Rosalyn stood in front of a conference table full of UC Regents, President Janet Napolitano, and then-Lieutenant Governor Newsom. She wore her scrubs and a shirt that read: “Darker Skin, Lower Pay.” She spoke calmly but with a powerful voice to the table of Regents, and called them out: “outsourcing is pioneering a future of more inequality. We will not allow UC to normalize a reality where darker skin means lower pay.”

Pictured: Rosalyn announcing 3299’s second strike at a UC Regents Meeting in September of 2018.
It was 2018 and early in our contract fight. We had also just published our report, Pioneering Inequality, in which we uncovered that UC’s Black workforce appeared to be vanishing and that women were being paid considerably less than men. That day, Rosalyn announced to the entire UC community that we would, once again, vote to go on strike.

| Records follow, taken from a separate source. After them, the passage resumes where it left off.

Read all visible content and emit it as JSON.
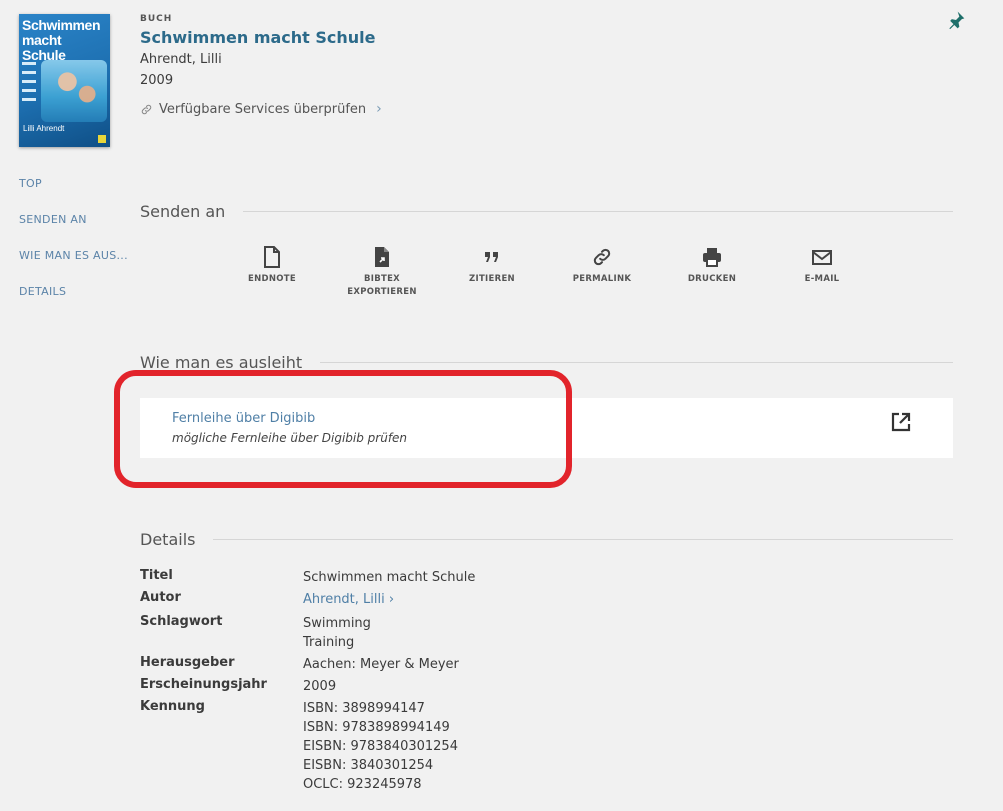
{
  "record": {
    "cover_title": "Schwimmen macht Schule",
    "cover_author": "Lilli Ahrendt",
    "type": "BUCH",
    "title": "Schwimmen macht Schule",
    "author": "Ahrendt, Lilli",
    "year": "2009",
    "services_link": "Verfügbare Services überprüfen"
  },
  "side_nav": [
    "TOP",
    "SENDEN AN",
    "WIE MAN ES AUS...",
    "DETAILS"
  ],
  "send_to": {
    "heading": "Senden an",
    "actions": [
      {
        "label": "ENDNOTE",
        "label2": "",
        "icon": "file-icon"
      },
      {
        "label": "BIBTEX",
        "label2": "EXPORTIEREN",
        "icon": "file-export-icon"
      },
      {
        "label": "ZITIEREN",
        "label2": "",
        "icon": "quote-icon"
      },
      {
        "label": "PERMALINK",
        "label2": "",
        "icon": "link-icon"
      },
      {
        "label": "DRUCKEN",
        "label2": "",
        "icon": "printer-icon"
      },
      {
        "label": "E-MAIL",
        "label2": "",
        "icon": "mail-icon"
      }
    ]
  },
  "loan": {
    "heading": "Wie man es ausleiht",
    "link_title": "Fernleihe über Digibib",
    "link_subtitle": "mögliche Fernleihe über Digibib prüfen",
    "highlight_color": "#e2242b"
  },
  "details": {
    "heading": "Details",
    "rows": [
      {
        "label": "Titel",
        "values": [
          "Schwimmen macht Schule"
        ]
      },
      {
        "label": "Autor",
        "values": [
          "Ahrendt, Lilli"
        ]
      },
      {
        "label": "Schlagwort",
        "values": [
          "Swimming",
          "Training"
        ]
      },
      {
        "label": "Herausgeber",
        "values": [
          "Aachen: Meyer & Meyer"
        ]
      },
      {
        "label": "Erscheinungsjahr",
        "values": [
          "2009"
        ]
      },
      {
        "label": "Kennung",
        "values": [
          "ISBN: 3898994147",
          "ISBN: 9783898994149",
          "EISBN: 9783840301254",
          "EISBN: 3840301254",
          "OCLC: 923245978"
        ]
      }
    ]
  },
  "colors": {
    "accent": "#2c6a8a",
    "link": "#4f7fa6",
    "pin": "#1e6f6a"
  }
}
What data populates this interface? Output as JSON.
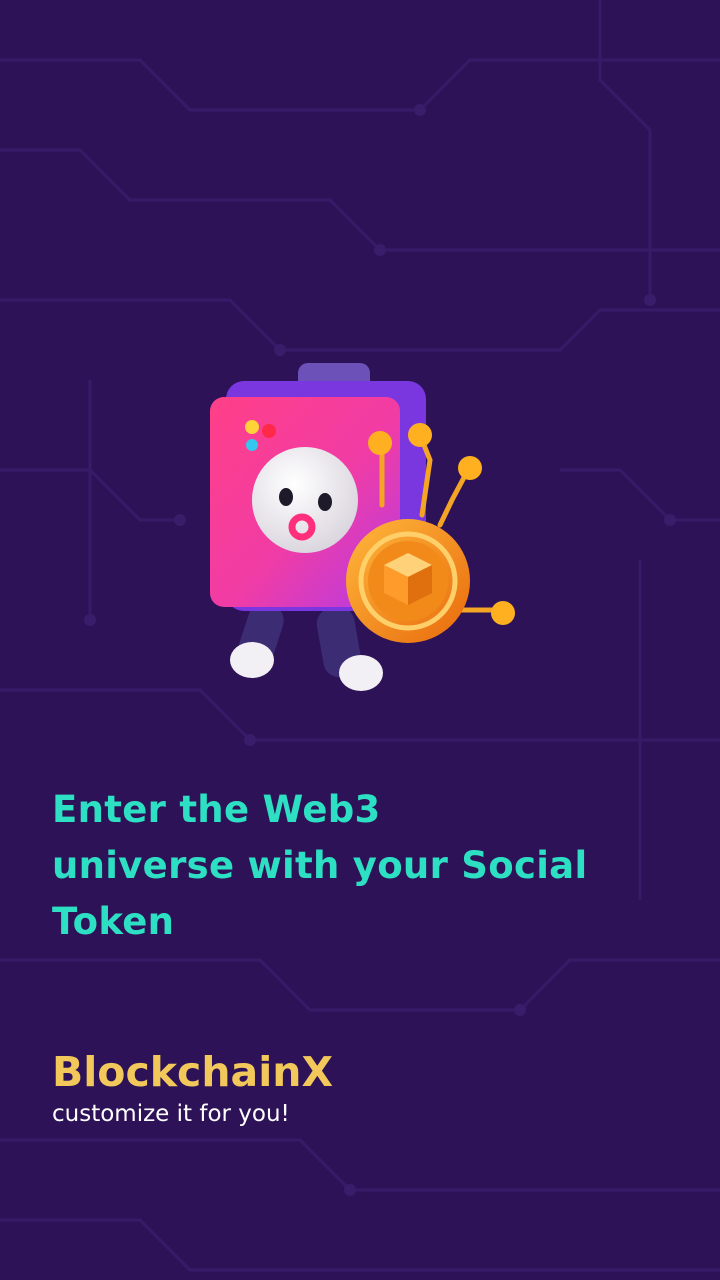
{
  "hero": {
    "illustration_icon": "robot-with-coin-icon"
  },
  "headline": {
    "line1": "Enter the Web3",
    "line2": "universe with your Social",
    "line3": "Token"
  },
  "brand": {
    "name": "BlockchainX",
    "tagline": "customize it for you!"
  },
  "colors": {
    "background": "#2d1257",
    "headline": "#2ee0c3",
    "brand": "#f2c85b",
    "tagline": "#ffffff"
  }
}
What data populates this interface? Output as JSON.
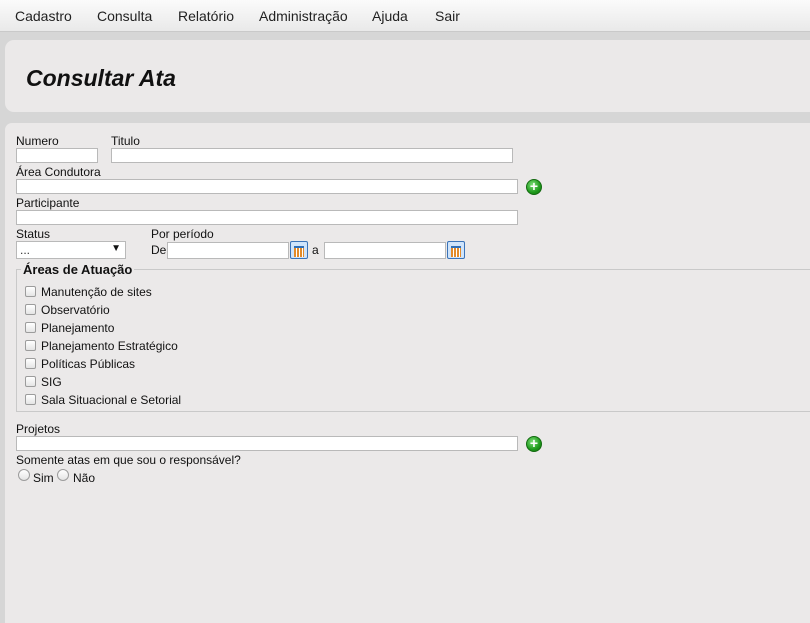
{
  "menu": [
    "Cadastro",
    "Consulta",
    "Relatório",
    "Administração",
    "Ajuda",
    "Sair"
  ],
  "page": {
    "title": "Consultar Ata"
  },
  "form": {
    "numero_label": "Numero",
    "numero_value": "",
    "titulo_label": "Titulo",
    "titulo_value": "",
    "area_condutora_label": "Área Condutora",
    "area_condutora_value": "",
    "participante_label": "Participante",
    "participante_value": "",
    "status_label": "Status",
    "status_selected": "...",
    "periodo_label": "Por período",
    "de_label": "De",
    "de_value": "",
    "a_label": "a",
    "a_value": "",
    "areas_legend": "Áreas de Atuação",
    "areas": [
      {
        "label": "Manutenção de sites",
        "checked": false
      },
      {
        "label": "Observatório",
        "checked": false
      },
      {
        "label": "Planejamento",
        "checked": false
      },
      {
        "label": "Planejamento Estratégico",
        "checked": false
      },
      {
        "label": "Políticas Públicas",
        "checked": false
      },
      {
        "label": "SIG",
        "checked": false
      },
      {
        "label": "Sala Situacional e Setorial",
        "checked": false
      }
    ],
    "projetos_label": "Projetos",
    "projetos_value": "",
    "responsavel_label": "Somente atas em que sou o responsável?",
    "sim_label": "Sim",
    "nao_label": "Não"
  },
  "colors": {
    "add_green": "#1f9a1c",
    "panel_bg": "#ebe9e9",
    "page_bg": "#d6d6d6"
  },
  "icons": {
    "add": "plus-circle-icon",
    "calendar": "calendar-icon",
    "dropdown": "chevron-down-icon"
  }
}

“I never thought I’d go on strike,” she says. Rosalynn had only been working at UCLA for a year or so when we went on our first strike of the campaign. She explains that while she was scared and hesitated, “I felt comfortable and I felt supported, so I did it. The next round was still scary, but not as much as the first time. Then we did it again. The fear never left, but the power within me grew and that was larger than the fear.” It would take a bit, but eventually, Rosalyn came to see how important and beneficial striking had been. “I had a learning moment and had to come to terms that striking is the only way to get what you want in your contract. Some may think that the contract magically appears, but it doesn’t. You have to work hard for it.”
She goes on to say that by becoming a MAT she has learned a lot and understands the difference that a union makes. “I enjoy learning. I enjoy helping, so being involved was almost natural–but not without hesitation.” She laughs and says, “but it’s worth taking the dive to learn and educate ourselves. We can’t just work through problems by ourselves. If we do it in community, we can make a real difference and truly work through our issues.” Rosalynn says that she helps everyone whether or not they believe or participate, “I just want everyone to see and know just how much more powerful 3299 can be if we all join.”
Rosalyn Williams is an MRI Technician at UCLA. She is a proud 3299 member who hopes to retire from UCLA and continue to organize.